Que de soucis je me fais avec les cours… Je pense chaque matin en me levant à un des quatre travaux que j’ai remis et dont je n’ai pas encore reçu la note encore.  J’ai presque honte de ce travail!  Et je n’arrive pas à me l’enlever de la tête.  Je vous jure que j’essaie.  Je fais de la méditation, du yoga…  Au moins j’ai arrêté de perdre du poids à cause du stress, j’ai même repris les kilos perdus à l’automne grâce à des merveilleuses céréales super santé en forme… de coeurs!  Mioum!  Ce qui est le plus bizarre avec mes cours de la session dernière, c’est que celui qui n’était pas du tout dans mon champ de spécialisation (art ottoman) a finalement constitué la meilleure expérience!  J’ai eu beaucoup de plaisir à faire le travail final, et je suis en amour avec la prof!  Elle est d’une telle grâce, et de surcroît elle est une sommité mondiale!  C’est rare que je rencontre quelqu’un dont j’admire à la fois le travail intellectuel ET la personnalité.  Bref, je l’ai croisé récemment et elle a adoré mon travail, l’a dit à ma directrice de recherche, et m’a donné plein de commentaires constructifs.  C’est probablement la pression en moins qui m’a aidé dans ce cours… Mais call me crazy (encore!), je n’arrive tout de même pas à m’enlever la honte de l’autre travail de la tête.  Je pense que je souffre du syndrôme de l’imposteur – BIG time!  
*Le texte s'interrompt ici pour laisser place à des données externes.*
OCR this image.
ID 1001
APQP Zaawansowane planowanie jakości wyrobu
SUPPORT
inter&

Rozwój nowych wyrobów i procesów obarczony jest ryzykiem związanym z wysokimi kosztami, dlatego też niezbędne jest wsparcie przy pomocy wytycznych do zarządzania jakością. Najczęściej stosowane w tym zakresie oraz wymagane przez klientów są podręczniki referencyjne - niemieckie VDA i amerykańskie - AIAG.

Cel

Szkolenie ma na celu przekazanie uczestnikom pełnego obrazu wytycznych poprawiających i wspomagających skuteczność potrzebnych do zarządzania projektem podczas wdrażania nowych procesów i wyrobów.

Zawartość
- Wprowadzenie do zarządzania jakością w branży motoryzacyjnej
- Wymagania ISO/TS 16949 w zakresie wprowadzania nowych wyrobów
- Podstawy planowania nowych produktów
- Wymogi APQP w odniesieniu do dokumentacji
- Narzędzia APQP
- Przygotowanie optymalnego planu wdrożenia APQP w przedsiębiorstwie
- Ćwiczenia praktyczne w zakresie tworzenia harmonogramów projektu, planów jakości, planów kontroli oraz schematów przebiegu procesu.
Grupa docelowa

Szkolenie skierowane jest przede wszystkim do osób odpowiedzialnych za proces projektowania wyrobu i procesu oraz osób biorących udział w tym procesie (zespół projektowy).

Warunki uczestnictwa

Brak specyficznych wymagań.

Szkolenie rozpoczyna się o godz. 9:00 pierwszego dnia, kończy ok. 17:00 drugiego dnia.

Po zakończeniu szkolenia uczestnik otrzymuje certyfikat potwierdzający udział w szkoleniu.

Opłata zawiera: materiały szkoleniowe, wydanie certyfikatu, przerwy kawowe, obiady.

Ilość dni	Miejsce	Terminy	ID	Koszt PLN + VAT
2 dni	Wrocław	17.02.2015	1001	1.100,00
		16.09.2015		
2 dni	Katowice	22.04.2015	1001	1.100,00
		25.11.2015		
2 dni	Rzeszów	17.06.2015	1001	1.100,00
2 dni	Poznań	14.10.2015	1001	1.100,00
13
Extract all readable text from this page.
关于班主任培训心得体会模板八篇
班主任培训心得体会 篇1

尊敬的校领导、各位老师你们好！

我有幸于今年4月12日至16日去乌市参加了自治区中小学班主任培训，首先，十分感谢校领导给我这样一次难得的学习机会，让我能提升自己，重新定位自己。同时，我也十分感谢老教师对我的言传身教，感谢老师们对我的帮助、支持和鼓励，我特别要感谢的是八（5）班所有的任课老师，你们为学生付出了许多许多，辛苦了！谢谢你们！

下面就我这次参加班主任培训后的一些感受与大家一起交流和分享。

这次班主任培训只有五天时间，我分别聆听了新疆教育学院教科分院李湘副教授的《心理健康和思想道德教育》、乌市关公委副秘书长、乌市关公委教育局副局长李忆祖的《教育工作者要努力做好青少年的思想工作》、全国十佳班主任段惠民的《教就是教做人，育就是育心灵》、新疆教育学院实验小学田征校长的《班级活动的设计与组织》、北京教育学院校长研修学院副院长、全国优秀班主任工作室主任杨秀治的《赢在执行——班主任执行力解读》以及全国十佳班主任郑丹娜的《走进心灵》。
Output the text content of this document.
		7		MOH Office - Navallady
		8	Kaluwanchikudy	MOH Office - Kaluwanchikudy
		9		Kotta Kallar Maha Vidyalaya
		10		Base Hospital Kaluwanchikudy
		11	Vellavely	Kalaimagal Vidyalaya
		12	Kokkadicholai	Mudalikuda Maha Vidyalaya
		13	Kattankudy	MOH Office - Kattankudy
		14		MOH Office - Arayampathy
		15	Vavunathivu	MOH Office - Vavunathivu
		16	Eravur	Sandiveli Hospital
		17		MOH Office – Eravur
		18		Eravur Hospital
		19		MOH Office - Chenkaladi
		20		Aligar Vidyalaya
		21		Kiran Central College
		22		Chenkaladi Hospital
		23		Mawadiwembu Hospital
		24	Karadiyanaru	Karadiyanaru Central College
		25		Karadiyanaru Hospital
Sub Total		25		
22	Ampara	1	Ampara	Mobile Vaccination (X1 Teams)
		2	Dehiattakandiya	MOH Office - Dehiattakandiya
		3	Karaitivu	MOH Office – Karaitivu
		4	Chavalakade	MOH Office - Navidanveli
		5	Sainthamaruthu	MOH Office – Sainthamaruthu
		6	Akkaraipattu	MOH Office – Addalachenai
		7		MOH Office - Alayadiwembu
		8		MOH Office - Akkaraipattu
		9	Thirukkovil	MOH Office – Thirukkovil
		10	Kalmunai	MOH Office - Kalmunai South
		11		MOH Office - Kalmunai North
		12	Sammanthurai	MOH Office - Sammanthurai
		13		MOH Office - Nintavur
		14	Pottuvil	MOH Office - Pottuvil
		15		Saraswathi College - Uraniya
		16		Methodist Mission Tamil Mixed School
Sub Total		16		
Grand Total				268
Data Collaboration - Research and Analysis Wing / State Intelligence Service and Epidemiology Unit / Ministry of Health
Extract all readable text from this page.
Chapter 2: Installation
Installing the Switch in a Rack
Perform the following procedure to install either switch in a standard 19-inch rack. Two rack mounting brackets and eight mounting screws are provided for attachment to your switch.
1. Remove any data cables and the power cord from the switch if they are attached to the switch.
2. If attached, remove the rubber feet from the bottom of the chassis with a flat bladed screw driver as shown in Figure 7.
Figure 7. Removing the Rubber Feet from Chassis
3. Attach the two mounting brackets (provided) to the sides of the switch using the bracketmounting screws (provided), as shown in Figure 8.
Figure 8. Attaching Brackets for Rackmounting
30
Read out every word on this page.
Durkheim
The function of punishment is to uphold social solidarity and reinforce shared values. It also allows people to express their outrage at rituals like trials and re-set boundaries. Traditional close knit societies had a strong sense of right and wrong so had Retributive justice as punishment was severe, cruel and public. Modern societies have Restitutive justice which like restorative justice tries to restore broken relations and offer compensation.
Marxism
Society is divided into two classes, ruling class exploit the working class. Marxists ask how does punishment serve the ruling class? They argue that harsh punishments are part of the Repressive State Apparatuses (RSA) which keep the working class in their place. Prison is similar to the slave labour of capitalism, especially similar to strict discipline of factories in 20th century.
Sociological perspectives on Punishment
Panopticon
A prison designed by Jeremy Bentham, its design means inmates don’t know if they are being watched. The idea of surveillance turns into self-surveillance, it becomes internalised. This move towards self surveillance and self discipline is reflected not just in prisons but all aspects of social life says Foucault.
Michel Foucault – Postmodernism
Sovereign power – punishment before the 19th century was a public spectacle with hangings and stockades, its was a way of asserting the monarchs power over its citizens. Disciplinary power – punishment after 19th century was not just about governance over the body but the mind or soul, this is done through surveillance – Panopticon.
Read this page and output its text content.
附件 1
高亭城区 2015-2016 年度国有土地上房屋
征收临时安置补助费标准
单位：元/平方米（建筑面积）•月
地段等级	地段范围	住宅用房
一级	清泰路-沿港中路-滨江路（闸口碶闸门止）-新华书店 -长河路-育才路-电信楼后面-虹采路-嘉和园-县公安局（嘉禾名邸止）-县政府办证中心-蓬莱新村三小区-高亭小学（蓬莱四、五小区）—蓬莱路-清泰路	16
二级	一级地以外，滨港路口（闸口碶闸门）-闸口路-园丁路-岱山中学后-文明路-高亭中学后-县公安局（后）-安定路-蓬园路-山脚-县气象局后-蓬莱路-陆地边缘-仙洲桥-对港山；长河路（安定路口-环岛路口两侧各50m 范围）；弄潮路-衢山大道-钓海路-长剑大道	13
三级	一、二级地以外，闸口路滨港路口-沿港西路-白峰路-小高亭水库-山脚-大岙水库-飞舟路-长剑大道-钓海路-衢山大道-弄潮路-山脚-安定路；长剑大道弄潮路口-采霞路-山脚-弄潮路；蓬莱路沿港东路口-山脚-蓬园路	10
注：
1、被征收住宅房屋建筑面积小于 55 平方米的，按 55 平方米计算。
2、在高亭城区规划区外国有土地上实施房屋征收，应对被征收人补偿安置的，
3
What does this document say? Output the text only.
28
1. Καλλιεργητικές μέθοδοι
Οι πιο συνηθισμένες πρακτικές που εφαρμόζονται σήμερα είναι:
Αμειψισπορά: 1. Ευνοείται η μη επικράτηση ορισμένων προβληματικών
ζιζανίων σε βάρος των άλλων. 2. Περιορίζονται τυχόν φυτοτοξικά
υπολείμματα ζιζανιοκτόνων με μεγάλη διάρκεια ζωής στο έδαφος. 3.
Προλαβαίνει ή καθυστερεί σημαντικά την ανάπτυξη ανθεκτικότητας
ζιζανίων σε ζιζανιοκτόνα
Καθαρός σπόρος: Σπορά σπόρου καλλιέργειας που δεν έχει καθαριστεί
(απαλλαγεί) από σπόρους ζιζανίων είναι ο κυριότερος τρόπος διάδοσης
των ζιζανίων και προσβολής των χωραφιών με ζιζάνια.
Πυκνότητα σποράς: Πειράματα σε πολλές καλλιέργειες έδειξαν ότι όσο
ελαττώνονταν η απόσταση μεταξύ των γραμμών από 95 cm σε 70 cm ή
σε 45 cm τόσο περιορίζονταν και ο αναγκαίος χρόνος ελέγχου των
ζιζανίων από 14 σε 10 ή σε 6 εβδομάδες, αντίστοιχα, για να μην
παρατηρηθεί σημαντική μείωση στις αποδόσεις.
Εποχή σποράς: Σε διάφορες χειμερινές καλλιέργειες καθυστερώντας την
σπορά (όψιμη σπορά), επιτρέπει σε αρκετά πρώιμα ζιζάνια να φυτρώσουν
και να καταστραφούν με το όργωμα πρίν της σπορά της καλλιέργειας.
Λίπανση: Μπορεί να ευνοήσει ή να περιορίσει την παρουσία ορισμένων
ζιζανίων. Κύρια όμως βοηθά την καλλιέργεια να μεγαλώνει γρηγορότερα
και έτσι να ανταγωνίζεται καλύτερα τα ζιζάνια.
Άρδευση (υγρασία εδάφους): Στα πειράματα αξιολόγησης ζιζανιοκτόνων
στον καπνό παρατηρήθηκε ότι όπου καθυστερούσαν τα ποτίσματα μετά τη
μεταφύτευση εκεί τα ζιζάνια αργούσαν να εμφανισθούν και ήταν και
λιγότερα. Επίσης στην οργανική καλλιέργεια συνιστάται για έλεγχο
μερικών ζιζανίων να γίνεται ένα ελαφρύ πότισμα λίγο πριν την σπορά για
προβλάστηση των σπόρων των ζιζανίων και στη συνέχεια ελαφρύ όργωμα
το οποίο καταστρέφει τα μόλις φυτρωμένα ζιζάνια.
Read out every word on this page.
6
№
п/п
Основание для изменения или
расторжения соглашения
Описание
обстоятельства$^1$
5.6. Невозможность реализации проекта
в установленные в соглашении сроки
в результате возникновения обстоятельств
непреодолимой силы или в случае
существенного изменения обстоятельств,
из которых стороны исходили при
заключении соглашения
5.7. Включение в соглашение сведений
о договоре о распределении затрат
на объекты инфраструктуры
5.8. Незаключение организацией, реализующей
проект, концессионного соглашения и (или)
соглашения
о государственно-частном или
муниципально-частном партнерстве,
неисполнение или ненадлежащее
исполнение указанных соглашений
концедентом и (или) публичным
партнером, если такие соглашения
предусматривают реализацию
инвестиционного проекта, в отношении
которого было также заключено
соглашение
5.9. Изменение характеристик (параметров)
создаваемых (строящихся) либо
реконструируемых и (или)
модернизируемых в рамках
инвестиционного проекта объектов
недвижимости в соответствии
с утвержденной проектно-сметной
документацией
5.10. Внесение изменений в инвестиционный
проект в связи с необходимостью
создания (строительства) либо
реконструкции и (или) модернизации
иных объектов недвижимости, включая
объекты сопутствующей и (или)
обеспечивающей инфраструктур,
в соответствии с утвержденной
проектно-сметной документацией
 J’ai une semaine de fou devant moi, et tout réside dans l’art de ne pas le devenir soi-même. C’est toujours la “shopping week” qui bat son plein.  Je dois faire ma sélection de cours d’ici mercredi.  Et j’ai déjà une présentation à faire jeudi qui vient sur un LIVRE de Freud!  Ah, pourquoi ma main s’est levée en classe pour me porter candidate pour cette présentation devant un super prof allemand d’art contemporain???  Il a juste donné le titre du texte à commenter, je croyais que c’était un article. Il s’est finalement avéré qu’il s’agit d’un livre de 236 pages!  De Freud!  Ça m’apprendra! 

Demain, je vais assister à un cours d’estampes japonaises, et d’art contemporain africain, avant d’aller à mon cours de yoga indien puis de participer au souper du Nouvel An chinois sur mon étage.  Ah oui, et je dois demander de l’aide demain matin à un prof pour trouver un cours d’Allemand à Amsterdam (où l’on parle néerlandais, mais où mon chéri habite!).  Mélangée la fille!

La tempête de neige du Québec était à Boston déferlante de pluie… Transformant le corridor de mon étage aux résidences en champ de parapluies!